Kami lalu tertawa bersama.

***

"Nah, gini donk ... banyak tempat kosong, bisa duduk di mana saja," ujar Muti.

"Jadi mau makan apa sekarang? Ayam geprek atau gado-gado?"

"Coto aja deh coto."

"Apa yang ditanya dan dijawab beda ya, kebiasaan kamu ini!"

Muti lalu menuju salah satu penjual dan memesan coto. Aku sebagai kaum pemuja ayam tetap dengan pendirianku. Aku memesan ayam geprek dengan cabe ekstra pedas. Setelah dipesan tinggal menunggu beberapa saat hingga pesanan kami datang. Untuk minum, aku dan Muti tetap memilih minuman termurah, es teh. 

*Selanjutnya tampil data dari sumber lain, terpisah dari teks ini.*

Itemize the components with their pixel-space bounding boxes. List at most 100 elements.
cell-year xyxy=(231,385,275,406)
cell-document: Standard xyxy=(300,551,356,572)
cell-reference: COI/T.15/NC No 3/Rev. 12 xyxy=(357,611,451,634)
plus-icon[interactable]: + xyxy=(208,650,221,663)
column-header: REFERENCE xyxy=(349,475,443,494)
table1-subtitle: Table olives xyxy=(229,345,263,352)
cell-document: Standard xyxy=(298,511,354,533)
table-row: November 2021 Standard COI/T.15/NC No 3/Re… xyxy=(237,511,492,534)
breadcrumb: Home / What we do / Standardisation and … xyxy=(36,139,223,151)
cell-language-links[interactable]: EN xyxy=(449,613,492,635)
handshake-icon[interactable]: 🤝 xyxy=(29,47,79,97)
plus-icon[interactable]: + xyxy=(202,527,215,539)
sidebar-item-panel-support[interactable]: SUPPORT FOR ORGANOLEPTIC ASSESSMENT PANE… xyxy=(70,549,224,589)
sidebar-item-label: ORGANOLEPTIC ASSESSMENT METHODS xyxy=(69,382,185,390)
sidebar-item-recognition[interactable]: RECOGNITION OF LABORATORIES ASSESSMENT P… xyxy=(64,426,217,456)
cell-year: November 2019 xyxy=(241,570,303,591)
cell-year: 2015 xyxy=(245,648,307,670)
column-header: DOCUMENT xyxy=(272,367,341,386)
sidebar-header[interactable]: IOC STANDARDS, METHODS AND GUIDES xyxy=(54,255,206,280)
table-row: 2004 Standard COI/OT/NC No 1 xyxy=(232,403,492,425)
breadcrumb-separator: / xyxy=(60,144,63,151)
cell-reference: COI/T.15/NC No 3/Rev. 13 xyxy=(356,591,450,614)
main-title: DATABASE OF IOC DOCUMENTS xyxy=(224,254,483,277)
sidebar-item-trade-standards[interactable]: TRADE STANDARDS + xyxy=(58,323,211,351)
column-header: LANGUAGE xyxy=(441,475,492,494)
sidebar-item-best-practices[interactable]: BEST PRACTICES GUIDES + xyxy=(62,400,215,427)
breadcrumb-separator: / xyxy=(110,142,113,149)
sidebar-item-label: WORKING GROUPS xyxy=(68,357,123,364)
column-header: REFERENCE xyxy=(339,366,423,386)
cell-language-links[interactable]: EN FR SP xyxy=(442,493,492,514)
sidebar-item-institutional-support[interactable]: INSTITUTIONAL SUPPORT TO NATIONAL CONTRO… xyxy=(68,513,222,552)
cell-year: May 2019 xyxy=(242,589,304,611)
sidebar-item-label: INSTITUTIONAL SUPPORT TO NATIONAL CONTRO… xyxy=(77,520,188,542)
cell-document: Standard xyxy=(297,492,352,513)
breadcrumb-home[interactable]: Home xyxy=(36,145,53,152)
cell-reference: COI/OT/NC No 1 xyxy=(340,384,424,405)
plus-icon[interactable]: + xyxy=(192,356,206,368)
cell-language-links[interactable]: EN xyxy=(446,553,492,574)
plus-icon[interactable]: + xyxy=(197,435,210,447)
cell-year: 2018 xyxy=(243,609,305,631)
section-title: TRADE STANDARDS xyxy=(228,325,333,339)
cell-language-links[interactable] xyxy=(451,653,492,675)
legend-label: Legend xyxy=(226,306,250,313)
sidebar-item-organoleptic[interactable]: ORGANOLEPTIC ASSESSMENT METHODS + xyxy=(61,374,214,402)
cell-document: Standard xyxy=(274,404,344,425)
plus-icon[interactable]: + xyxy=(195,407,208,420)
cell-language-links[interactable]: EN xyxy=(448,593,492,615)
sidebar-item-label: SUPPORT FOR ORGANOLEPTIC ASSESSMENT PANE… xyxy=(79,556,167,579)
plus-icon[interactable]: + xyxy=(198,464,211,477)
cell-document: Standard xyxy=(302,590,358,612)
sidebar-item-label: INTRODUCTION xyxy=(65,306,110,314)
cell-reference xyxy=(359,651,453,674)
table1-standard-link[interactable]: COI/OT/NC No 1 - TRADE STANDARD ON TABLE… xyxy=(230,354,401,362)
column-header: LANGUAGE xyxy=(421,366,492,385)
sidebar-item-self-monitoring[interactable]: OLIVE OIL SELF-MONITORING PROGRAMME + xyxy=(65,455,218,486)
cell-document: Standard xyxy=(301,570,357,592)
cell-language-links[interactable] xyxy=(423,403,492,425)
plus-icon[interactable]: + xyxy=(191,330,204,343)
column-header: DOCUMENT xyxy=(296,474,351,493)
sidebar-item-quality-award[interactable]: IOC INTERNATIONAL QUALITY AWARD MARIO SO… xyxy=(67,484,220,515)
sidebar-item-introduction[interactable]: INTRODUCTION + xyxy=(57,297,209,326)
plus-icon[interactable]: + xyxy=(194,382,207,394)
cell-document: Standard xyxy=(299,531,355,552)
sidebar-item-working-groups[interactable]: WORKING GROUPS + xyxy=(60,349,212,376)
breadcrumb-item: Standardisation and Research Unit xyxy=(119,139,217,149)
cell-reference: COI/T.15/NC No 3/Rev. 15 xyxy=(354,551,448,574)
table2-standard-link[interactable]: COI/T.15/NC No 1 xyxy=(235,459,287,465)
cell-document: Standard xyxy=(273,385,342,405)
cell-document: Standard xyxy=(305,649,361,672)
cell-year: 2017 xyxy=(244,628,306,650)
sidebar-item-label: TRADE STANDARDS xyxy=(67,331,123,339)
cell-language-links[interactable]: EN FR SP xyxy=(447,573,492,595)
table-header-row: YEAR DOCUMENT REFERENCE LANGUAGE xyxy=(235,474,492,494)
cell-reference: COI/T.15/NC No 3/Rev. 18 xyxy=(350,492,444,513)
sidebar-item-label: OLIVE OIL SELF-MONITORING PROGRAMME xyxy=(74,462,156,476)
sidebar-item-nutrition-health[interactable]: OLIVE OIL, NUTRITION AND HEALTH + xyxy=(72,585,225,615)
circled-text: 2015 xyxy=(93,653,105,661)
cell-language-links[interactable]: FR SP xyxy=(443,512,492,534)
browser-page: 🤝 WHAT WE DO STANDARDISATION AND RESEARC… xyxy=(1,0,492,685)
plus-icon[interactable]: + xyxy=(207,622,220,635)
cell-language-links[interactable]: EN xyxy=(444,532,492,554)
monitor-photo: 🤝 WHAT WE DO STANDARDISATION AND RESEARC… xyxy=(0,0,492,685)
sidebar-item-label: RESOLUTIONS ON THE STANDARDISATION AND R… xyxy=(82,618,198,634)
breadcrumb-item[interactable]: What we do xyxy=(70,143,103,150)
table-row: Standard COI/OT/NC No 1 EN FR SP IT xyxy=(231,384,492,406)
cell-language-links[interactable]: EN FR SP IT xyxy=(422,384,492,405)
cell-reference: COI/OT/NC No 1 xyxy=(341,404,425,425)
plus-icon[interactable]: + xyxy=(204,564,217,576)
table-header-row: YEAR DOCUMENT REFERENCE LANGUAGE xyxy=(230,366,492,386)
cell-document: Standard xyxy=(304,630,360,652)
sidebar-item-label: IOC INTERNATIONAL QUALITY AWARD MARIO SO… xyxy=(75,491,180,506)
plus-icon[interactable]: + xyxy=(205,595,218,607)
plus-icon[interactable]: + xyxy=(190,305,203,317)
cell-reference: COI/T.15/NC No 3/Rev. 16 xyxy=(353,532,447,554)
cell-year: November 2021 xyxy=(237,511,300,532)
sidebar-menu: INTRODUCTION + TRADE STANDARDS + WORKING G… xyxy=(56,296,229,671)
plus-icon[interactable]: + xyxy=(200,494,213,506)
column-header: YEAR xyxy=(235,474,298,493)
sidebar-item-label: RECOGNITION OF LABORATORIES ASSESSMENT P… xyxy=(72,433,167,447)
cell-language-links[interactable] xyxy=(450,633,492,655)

Akhir-akhir ini aku mulai berpikir setelah membaca postingan di salah satu media sosial. Ternyata kandungan teh kurang  begitu baik saat dikonsumsi setelah minum. Aku akan mencari tahu lagi tentang itu. Tapi ... apa setelah mengetahui fakta mengejutkan apa aku akan berhenti memunum es teh? Ckckck, aku bahkan tidak yakin.

Akhirnya setelah beberapa menit menunggu, pesanan kami tiba. Dengan doa singkat, kami lalu menikmati makan siang kami.

"Ah, mantap!" seruku setelah menelan suapan pertama dan juga meneguk minumanku. "Makan saat sedang lapar memang yang terbaik."

Kami melanjutkan makan siang kami dengan damai. Tenang rasanya bisa makan dengan kondisi kantin yang tak begitu ramai. Setelah selesai, kami tidak langsung pergi. Kami mengambil beberapa menit terlebih dahulu untuk beristirahat, ya ... sekedar menenangkan perut.

"Mel, tambah sepuluh menit lagi ya. Aku masih pewe nih, malas gerak."

"Hm. Oke! Lanjut main hape aja dulu, aku juga lagi melihat-lihat video lucu yang bertebaran," balasku dengan mata yang masih tertuju pada ponsel milikku. Muti lalu kembali konsentrasi dengan ponselnya.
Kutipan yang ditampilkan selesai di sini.